2. Berada di Dalam Rumah
Jika Anda sedang berada di dalam bangunan saat gempa terjadi, prioritas utama adalah menyelamatkan diri dan orang-orang di sekitar Anda.
- Tempat Berlindung: Segera cari tempat berlindung yang aman, seperti di bawah meja atau meja yang kokoh. Ini akan melindungi Anda dari benda-benda yang mungkin berjatuhan dari langit-langit atau rak.
- Lindungi Kepala: Setelah berlindung di bawah meja, lindungi kepala Anda. Gunakan benda-benda empuk seperti bantal, helm, atau papan. Jika tidak ada benda tersebut, gunakan kedua tangan Anda untuk menutupi dan melindungi kepala, dengan posisi tubuh tertelungkup.
- Jauhi Jendela dan Benda Berat: Hindari berada di dekat jendela, cermin, atau benda-benda berat yang berpotensi roboh.
3. Berada di Luar Ruangan
Apabila Anda berada di luar ruangan saat gempa mengguncang, langkah-langkah berikut perlu diambil:
- Menjauh dari Bangunan: Segera bergerak menjauhi bangunan, tiang listrik, pohon, atau struktur lain yang berpotensi roboh atau menimpa Anda.

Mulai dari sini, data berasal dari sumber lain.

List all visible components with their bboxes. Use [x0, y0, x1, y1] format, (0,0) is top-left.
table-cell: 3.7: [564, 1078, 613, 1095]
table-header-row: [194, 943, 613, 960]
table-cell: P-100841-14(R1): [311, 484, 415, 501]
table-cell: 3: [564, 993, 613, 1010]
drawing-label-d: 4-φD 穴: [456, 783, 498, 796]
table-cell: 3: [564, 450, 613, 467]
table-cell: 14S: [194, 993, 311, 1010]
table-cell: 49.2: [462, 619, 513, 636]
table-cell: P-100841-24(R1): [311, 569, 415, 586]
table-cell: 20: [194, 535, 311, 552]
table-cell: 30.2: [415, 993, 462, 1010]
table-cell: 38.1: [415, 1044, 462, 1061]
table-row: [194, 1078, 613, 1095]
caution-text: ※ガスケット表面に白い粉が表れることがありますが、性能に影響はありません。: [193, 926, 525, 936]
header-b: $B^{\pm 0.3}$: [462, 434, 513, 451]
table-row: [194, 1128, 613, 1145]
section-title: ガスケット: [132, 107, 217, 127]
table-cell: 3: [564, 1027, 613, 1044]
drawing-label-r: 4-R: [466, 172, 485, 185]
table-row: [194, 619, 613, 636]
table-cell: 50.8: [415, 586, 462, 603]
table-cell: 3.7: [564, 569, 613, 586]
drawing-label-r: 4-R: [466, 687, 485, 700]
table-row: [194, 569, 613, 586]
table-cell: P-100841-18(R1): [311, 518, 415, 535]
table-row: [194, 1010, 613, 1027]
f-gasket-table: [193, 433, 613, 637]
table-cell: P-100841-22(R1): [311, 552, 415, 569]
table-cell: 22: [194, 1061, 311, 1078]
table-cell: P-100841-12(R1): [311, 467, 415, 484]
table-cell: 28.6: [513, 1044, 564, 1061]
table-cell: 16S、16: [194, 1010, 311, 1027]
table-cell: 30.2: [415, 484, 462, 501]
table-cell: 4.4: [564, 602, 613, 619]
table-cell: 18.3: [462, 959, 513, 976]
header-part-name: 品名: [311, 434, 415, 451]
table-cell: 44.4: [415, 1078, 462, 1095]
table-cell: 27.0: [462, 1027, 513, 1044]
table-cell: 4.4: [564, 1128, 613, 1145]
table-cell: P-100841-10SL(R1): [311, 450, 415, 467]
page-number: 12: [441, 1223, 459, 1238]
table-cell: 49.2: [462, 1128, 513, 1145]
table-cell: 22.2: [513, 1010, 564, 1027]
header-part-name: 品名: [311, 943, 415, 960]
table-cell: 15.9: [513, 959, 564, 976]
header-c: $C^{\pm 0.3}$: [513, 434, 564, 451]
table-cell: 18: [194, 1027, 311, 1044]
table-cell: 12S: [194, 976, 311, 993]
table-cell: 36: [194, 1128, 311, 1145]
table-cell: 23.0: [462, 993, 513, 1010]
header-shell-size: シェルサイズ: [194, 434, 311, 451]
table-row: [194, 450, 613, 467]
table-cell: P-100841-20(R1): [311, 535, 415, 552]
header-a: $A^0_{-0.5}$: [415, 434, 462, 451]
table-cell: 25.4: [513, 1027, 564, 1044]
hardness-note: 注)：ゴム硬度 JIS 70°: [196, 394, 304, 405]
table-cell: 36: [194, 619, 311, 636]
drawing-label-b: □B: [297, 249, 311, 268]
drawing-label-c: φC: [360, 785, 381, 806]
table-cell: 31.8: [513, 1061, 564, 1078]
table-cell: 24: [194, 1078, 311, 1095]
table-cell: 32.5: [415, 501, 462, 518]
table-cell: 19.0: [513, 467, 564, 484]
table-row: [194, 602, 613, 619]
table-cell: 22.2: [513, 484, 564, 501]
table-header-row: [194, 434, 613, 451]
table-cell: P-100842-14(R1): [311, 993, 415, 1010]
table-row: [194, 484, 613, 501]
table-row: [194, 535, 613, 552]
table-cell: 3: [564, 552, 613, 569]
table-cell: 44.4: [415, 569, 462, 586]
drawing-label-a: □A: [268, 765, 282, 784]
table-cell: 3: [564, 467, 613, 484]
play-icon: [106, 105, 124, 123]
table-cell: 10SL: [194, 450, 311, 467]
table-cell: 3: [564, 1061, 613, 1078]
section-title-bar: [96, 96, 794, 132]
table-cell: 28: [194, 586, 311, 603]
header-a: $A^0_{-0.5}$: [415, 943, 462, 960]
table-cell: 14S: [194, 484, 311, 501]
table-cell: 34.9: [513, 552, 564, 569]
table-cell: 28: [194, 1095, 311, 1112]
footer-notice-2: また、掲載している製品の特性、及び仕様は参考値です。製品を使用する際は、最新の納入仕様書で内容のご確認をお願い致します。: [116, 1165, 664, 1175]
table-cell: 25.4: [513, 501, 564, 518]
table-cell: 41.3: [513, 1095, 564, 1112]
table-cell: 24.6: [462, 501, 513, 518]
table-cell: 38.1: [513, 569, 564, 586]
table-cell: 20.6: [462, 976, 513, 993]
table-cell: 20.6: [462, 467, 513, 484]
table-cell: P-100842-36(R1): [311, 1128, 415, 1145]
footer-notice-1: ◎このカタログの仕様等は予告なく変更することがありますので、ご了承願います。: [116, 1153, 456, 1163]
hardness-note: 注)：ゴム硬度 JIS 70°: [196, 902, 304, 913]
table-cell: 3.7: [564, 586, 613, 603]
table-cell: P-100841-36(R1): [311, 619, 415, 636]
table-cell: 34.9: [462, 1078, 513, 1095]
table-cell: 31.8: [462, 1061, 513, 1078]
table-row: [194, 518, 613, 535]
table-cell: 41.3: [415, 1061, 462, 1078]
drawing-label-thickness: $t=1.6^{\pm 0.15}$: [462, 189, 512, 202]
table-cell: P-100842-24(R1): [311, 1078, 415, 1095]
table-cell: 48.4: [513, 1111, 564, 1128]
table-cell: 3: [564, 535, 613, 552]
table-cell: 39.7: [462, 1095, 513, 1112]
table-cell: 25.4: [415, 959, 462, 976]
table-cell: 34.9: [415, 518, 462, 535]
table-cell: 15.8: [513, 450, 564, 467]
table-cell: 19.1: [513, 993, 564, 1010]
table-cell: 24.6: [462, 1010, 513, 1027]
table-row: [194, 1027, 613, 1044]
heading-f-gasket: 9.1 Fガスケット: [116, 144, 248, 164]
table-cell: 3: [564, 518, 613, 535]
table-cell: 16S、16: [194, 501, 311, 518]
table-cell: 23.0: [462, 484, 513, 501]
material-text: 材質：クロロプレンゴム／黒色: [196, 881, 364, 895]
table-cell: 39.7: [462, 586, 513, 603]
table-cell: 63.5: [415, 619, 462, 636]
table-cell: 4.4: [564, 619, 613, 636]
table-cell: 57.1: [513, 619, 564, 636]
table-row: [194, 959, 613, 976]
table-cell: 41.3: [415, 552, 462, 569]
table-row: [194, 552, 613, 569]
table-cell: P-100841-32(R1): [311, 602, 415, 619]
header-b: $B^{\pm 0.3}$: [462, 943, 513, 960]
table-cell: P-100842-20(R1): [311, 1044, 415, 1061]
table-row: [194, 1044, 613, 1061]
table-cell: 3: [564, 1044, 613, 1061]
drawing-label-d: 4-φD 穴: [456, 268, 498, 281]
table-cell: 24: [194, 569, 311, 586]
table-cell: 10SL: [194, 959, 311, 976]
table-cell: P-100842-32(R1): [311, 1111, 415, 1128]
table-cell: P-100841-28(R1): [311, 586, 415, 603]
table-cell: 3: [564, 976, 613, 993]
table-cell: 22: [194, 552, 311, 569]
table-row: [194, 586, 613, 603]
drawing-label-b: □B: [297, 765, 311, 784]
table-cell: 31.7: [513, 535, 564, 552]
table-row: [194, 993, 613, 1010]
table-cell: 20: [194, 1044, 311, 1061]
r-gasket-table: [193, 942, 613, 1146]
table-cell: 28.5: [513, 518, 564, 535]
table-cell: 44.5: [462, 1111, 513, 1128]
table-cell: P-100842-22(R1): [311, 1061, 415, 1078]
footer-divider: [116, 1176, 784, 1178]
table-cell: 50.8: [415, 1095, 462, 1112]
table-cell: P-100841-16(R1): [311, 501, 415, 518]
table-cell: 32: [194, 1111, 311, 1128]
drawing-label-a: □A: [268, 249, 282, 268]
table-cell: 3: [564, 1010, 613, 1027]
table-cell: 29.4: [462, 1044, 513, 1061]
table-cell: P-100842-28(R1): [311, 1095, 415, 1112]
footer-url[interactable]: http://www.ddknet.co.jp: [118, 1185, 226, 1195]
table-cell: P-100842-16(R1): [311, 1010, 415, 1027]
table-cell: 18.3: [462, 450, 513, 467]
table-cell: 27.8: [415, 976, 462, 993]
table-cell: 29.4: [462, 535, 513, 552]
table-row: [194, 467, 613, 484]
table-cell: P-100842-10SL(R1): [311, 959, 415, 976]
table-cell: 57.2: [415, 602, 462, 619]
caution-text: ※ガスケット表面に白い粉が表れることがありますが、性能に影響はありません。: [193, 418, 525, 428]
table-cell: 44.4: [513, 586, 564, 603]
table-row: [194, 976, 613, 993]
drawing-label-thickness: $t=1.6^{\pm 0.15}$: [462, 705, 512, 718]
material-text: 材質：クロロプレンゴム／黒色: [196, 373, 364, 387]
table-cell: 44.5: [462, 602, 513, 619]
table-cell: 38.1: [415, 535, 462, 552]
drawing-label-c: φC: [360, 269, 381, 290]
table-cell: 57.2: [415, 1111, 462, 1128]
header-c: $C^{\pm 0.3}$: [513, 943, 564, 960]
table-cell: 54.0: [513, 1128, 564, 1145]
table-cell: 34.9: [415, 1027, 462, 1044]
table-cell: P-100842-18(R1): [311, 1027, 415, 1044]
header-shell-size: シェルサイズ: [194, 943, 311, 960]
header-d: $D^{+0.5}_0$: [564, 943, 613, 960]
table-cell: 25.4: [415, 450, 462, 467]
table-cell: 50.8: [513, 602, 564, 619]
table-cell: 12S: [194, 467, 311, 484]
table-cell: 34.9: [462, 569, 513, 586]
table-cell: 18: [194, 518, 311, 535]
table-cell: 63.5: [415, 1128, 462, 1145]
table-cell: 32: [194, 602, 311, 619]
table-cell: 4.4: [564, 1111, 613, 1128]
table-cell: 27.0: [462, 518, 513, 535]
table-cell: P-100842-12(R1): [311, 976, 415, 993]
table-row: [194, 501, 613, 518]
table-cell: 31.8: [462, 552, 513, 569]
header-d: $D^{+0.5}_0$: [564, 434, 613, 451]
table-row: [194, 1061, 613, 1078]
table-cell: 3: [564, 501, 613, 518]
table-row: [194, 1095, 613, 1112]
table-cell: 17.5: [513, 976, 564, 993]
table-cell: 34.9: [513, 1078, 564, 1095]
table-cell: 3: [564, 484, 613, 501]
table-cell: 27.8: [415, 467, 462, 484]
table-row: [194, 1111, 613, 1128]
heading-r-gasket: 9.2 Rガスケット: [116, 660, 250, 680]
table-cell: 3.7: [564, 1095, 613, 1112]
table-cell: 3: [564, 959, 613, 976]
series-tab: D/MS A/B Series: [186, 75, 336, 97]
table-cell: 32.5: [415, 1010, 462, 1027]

- Cari Area Terbuka: Bergeraklah menuju area yang lapang dan terbuka.
- Tetap Tenang dan Tunggu: Setelah berada di tempat aman, tetaplah tenang. Hindari melakukan gerakan yang tidak perlu. Ingatlah bahwa gempa susulan seringkali terjadi setelah gempa utama.
4. Berada di Kerumunan
Situasi di tempat ramai saat gempa dapat memicu kepanikan massal. Untuk mengantisipasi hal ini:
- Ikuti Arahan Petugas: Perhatikan dan ikuti arahan dari petugas penyelamat atau pihak berwenang yang bertugas di lokasi.
- Menuju Tangga Darurat: Jika memungkinkan, segera bergerak menuju tangga darurat untuk mencapai area terbuka yang lebih aman.
5. Berada di Gunung atau Dataran Tinggi
Jika Anda sedang berada di daerah pegunungan atau dataran tinggi saat gempa terjadi:
- Menuju Area Lapang: Bergeraklah menuju area yang lapang dan terbuka.
- Hindari Lereng: Jauhi daerah dekat lereng gunung. Ada risiko longsor yang dapat mengancam keselamatan jiwa Anda.
6. Berada di Laut
Gempa yang berpusat di bawah laut memiliki potensi untuk menimbulkan gelombang tsunami.
- Menuju Dataran Tinggi: Jika Anda berada di dekat pantai atau di atas kapal saat gempa laut terjadi, segera bergerak menuju dataran yang lebih tinggi, menjauhi garis pantai.
7. Berada di Dalam Kendaraan
Bagi Anda yang sedang melakukan perjalanan menggunakan kendaraan saat gempa:
- Pegang Erat: Berpeganglah erat pada pegangan di dalam kendaraan agar tidak terjatuh.
- Berhenti di Tempat Aman: Segera cari tempat yang aman untuk menepi dan hentikan kendaraan Anda. Jangan melanjutkan perjalanan sampai kondisi benar-benar aman.
Memahami dan menerapkan langkah-langkah keselamatan ini dapat meminimalkan risiko cedera dan meningkatkan peluang Anda untuk selamat dalam situasi darurat gempa bumi. Kesadaran dan kesiapsiagaan adalah kunci utama.